On 2 Aug 2014, at 9:24 pm, Alexandro Colorado <jza@oooes.org> wrote:

The Support that is done is to receieve OOXML not to produce them, the
discussion issue would be to support legacy formats like .doc or .xls.

I still dont see a point to generate OOXML and most people dont care
as long as they can send in office native formats.

I never heard someone saying, please send it on docx, your doc is a
closed binary format.

I (and I suspect I'm not alone) see a lack of the ability to 1) Save OOXML documents and 2) Do so while preserving all elements, including unsupported features and Microsoft-only data as being the #1 limitation to OpenOffice today. The fact is, OOXML is in practice extremely widely used (vastly more so than ODF) and I argue that if OpenOffice is to have any relevance going forward it must support it, and support it well.

The migration path in particular, which I mentioned previously, is not just about importing files but enabling a period of a number of years during which an organisation can effectively work with a mixture of OOXML and ODF documents. This allows the transition to be done incrementally - a company with 30,000 employees will only migrate if there's a way they can do so bit-by-bit, with some departments sticking with OOXML for longer than others.
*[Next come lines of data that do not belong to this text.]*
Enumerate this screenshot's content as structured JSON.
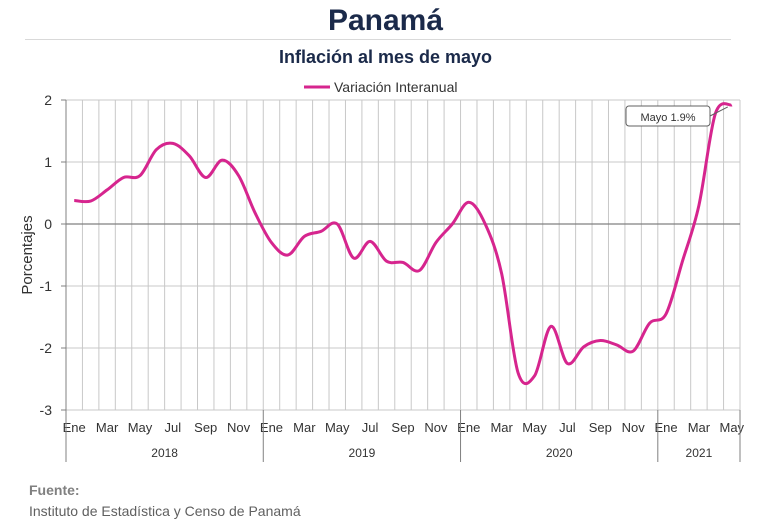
{
  "header": {
    "title": "Panamá",
    "subtitle": "Inflación al mes de mayo"
  },
  "footer": {
    "source_label": "Fuente:",
    "source_text": "Instituto de Estadística y Censo de Panamá"
  },
  "chart_data": {
    "type": "line",
    "title": "Inflación al mes de mayo",
    "ylabel": "Porcentajes",
    "xlabel": "",
    "ylim": [
      -3,
      2
    ],
    "yticks": [
      -3,
      -2,
      -1,
      0,
      1,
      2
    ],
    "grid": true,
    "legend_position": "top",
    "month_labels": [
      "Ene",
      "",
      "Mar",
      "",
      "May",
      "",
      "Jul",
      "",
      "Sep",
      "",
      "Nov",
      "",
      "Ene",
      "",
      "Mar",
      "",
      "May",
      "",
      "Jul",
      "",
      "Sep",
      "",
      "Nov",
      "",
      "Ene",
      "",
      "Mar",
      "",
      "May",
      "",
      "Jul",
      "",
      "Sep",
      "",
      "Nov",
      "",
      "Ene",
      "",
      "Mar",
      "",
      "May"
    ],
    "year_groups": [
      {
        "label": "2018",
        "months": 12
      },
      {
        "label": "2019",
        "months": 12
      },
      {
        "label": "2020",
        "months": 12
      },
      {
        "label": "2021",
        "months": 5
      }
    ],
    "series": [
      {
        "name": "Variación Interanual",
        "color": "#d6258e",
        "values": [
          0.38,
          0.37,
          0.55,
          0.75,
          0.78,
          1.2,
          1.3,
          1.1,
          0.75,
          1.03,
          0.78,
          0.18,
          -0.3,
          -0.5,
          -0.2,
          -0.12,
          0.0,
          -0.55,
          -0.28,
          -0.6,
          -0.62,
          -0.75,
          -0.3,
          0.0,
          0.35,
          0.0,
          -0.8,
          -2.4,
          -2.45,
          -1.65,
          -2.25,
          -1.98,
          -1.88,
          -1.95,
          -2.05,
          -1.6,
          -1.45,
          -0.6,
          0.3,
          1.78,
          1.92
        ]
      }
    ],
    "annotation": "Mayo 1.9%",
    "annotation_index": 40
  }
}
Because there will be people in different departments that need to work together, those who insist on remaining with OOXML for the time being must be able to collaborate in both directions with those who have switched for all their other documents.

It's the same situation as the transition Microsoft made from the old binary formats to OOXML - Office 2007 (and all later versions) still support the older formats, for both read and write, and I expect they will continue for some time. If Office 2007 had completely dropped support for saving .doc, .xls, and .ppt, it would have been dead-on-arrival, as it took several years before most people were saving in the newer format by default.
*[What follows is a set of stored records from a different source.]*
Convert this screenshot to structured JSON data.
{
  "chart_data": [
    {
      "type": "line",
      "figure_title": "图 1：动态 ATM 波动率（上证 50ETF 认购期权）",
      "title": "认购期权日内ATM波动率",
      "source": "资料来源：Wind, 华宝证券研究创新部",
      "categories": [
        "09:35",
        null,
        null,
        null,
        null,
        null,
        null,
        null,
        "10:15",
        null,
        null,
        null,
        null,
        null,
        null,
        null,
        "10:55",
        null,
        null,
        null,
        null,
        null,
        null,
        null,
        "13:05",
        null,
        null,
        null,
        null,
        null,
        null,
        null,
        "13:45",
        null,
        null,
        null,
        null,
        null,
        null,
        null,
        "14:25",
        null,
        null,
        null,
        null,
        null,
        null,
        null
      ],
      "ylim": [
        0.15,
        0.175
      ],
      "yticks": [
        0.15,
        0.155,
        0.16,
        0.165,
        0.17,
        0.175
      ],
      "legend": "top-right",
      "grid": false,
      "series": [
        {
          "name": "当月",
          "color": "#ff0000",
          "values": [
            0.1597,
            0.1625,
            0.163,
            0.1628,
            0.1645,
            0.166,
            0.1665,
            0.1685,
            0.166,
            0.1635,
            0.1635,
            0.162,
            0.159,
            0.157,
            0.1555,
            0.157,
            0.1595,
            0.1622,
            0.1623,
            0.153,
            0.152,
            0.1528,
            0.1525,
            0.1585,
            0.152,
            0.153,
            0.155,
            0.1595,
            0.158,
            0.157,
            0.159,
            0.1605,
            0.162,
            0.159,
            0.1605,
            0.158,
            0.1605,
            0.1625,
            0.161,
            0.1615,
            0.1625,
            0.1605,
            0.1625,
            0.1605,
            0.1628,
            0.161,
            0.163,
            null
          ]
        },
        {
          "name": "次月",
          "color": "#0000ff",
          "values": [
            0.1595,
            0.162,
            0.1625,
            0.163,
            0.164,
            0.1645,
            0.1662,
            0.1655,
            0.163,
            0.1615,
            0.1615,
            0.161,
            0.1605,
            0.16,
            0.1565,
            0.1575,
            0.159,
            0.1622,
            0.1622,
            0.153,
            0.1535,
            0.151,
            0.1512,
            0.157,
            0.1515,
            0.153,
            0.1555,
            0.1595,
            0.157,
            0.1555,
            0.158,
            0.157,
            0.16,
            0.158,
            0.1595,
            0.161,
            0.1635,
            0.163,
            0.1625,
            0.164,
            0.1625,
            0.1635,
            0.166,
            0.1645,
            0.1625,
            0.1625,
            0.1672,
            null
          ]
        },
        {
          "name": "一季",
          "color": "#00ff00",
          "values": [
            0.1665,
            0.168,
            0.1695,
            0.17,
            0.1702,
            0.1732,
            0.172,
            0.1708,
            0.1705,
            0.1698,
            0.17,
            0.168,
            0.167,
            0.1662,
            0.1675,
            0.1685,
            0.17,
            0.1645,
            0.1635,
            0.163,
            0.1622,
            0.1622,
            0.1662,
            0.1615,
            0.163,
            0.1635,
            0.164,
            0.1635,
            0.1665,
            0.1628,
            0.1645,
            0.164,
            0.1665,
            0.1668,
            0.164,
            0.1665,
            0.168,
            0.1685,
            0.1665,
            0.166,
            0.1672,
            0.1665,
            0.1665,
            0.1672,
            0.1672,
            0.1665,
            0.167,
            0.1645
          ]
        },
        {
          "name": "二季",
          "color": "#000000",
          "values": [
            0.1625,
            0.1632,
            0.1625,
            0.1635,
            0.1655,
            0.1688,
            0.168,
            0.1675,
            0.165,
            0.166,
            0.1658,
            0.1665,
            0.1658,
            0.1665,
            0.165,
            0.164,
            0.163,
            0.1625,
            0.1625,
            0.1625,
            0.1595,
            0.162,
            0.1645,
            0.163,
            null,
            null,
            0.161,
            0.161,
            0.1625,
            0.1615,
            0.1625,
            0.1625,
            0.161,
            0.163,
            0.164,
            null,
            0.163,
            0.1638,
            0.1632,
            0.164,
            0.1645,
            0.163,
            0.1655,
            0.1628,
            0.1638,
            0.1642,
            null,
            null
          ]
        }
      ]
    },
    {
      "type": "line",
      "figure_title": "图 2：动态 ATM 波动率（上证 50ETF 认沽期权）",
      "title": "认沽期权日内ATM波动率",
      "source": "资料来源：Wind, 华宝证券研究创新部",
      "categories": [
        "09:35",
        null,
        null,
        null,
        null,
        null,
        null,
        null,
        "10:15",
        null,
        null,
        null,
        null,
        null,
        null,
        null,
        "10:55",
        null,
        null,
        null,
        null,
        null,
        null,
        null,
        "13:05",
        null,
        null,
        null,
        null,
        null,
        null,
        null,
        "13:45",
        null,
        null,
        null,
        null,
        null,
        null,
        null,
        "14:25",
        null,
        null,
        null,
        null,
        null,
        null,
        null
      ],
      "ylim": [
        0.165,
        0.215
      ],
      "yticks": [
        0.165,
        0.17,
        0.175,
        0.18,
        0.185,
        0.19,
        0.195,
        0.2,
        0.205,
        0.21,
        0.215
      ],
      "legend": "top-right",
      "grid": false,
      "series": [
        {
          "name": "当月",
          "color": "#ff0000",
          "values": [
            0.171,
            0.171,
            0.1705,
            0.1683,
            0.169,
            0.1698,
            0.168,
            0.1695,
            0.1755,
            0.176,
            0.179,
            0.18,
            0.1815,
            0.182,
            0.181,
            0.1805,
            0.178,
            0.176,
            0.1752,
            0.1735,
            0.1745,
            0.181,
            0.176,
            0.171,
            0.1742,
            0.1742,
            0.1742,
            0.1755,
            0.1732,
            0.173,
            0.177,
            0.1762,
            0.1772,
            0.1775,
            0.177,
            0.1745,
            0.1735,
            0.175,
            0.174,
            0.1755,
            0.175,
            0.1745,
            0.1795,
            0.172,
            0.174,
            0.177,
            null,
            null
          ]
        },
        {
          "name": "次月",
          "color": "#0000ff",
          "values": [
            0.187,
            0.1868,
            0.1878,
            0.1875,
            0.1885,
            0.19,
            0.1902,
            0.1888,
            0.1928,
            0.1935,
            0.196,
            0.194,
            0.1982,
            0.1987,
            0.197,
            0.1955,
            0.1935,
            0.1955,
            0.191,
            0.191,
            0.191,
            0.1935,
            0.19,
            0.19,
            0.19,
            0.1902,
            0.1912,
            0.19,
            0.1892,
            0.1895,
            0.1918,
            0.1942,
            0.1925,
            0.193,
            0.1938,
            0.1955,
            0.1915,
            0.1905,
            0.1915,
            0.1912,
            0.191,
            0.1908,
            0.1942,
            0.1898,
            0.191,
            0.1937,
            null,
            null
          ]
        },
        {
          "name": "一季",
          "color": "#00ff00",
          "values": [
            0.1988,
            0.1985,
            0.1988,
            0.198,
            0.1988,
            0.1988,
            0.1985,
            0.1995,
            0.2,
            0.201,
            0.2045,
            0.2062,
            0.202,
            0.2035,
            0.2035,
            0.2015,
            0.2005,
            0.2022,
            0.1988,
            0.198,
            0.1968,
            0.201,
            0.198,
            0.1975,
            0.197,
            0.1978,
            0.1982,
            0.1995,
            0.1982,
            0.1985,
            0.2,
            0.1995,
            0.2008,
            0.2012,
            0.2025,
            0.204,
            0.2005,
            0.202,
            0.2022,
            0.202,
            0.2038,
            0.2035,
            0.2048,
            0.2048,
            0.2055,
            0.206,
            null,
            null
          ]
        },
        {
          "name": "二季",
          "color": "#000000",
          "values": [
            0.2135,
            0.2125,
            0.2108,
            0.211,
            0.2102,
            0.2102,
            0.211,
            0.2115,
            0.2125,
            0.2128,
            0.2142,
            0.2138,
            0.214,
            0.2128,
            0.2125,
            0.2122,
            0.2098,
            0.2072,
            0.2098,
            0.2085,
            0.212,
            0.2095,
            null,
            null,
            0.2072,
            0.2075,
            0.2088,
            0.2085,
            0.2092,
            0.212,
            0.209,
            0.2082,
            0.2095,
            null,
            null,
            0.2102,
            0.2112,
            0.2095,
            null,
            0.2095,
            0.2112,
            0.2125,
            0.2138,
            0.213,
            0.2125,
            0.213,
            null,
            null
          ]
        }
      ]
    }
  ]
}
Now there is still the question of how OpenOffice could go about supporting these formats. There is already an import filter which sort-of works (though I had to direct a customer to LibreOffice the other day as they were having trouble opening a perfectly-valid .docx using OpenOffice). This could be left in place, with fixes where necessary, and a new export filter written for saving. The problem with this however is that import/export is inherently a lossy process; if there is any information within a document that is not supported by OO or the filters, then it will be lost after an open/save. This information could also include proprietary extension data that is supported by Office which there is no way to interpret since its format is not published (macros, I believe, are an example of this).

The approach I took with UX Write was to use bidirectional transformation [1], which ensures updates happen in a non-destructive manner. When you open a .docx file in UX Write, it converts it into HTML, and keeps track of information that it allows it to map each HTML element back to the original XML element in the .docx file from which it was generated. When you save the file, instead of overwriting it with a new version, it *updates* the existing version by figuring out what changes have occurred in the HTML document, and applying those changes to the original .docx file. This way, only the parts that the user has actually modified are touched; anything UX Write doesn't know about (e.g. embedded spreadsheets) is left untouched. I'm planning to use the same design for ODF.

Crucially, this meant that I was able to implement support for OOXML (well, specifically the WordProcessingML part of it) in an incremental fashion. First there was only support for editing text; then came basic formatting, then lists, tables, styles etc. Even today, my implementation doesn't have support for the complete feature set, but it is nonetheless able to "walk lightly" in editing the document, by not touching anything that isn't supported. Coming back to the migration path I mentioned above, whereby there is a need to be able to interoperate with people using OOXML for some period of time, assuming they're eventually lead towards using only ODF.

I'd be keen to hear any thoughts others have on this issue, in the sense of how best to tackle it within OpenOffice.

I recommend having a look at the slides linked to below, which give a great introduction to what bidirectional transformation is and how it works. There's been a ton of research been done on this in the past, and I think it's ideal for dealing with different document formats, particularly when a given app has treats a particular format as "native" (HTML in the case of UX Write, ODF in the case of OpenOffice). With this approach, we could bypass an entire class of compatibility problems where people complain of losing formatting or other information from their documents (and blame it on OpenOffice, telling their collaborators to use Microsoft Office instead).

[1] http://www.cis.upenn.edu/~bcpierce/papers/icmt-2009-slides.pdf

Dr. Peter M. Kelly
Founder, UX Productivity

PGP key: http://www.kellypmk.net/pgp-key
(fingerprint 5435 6718 59F0 DD1F BFA0 5E46 2523 BAA1 44AE 2966)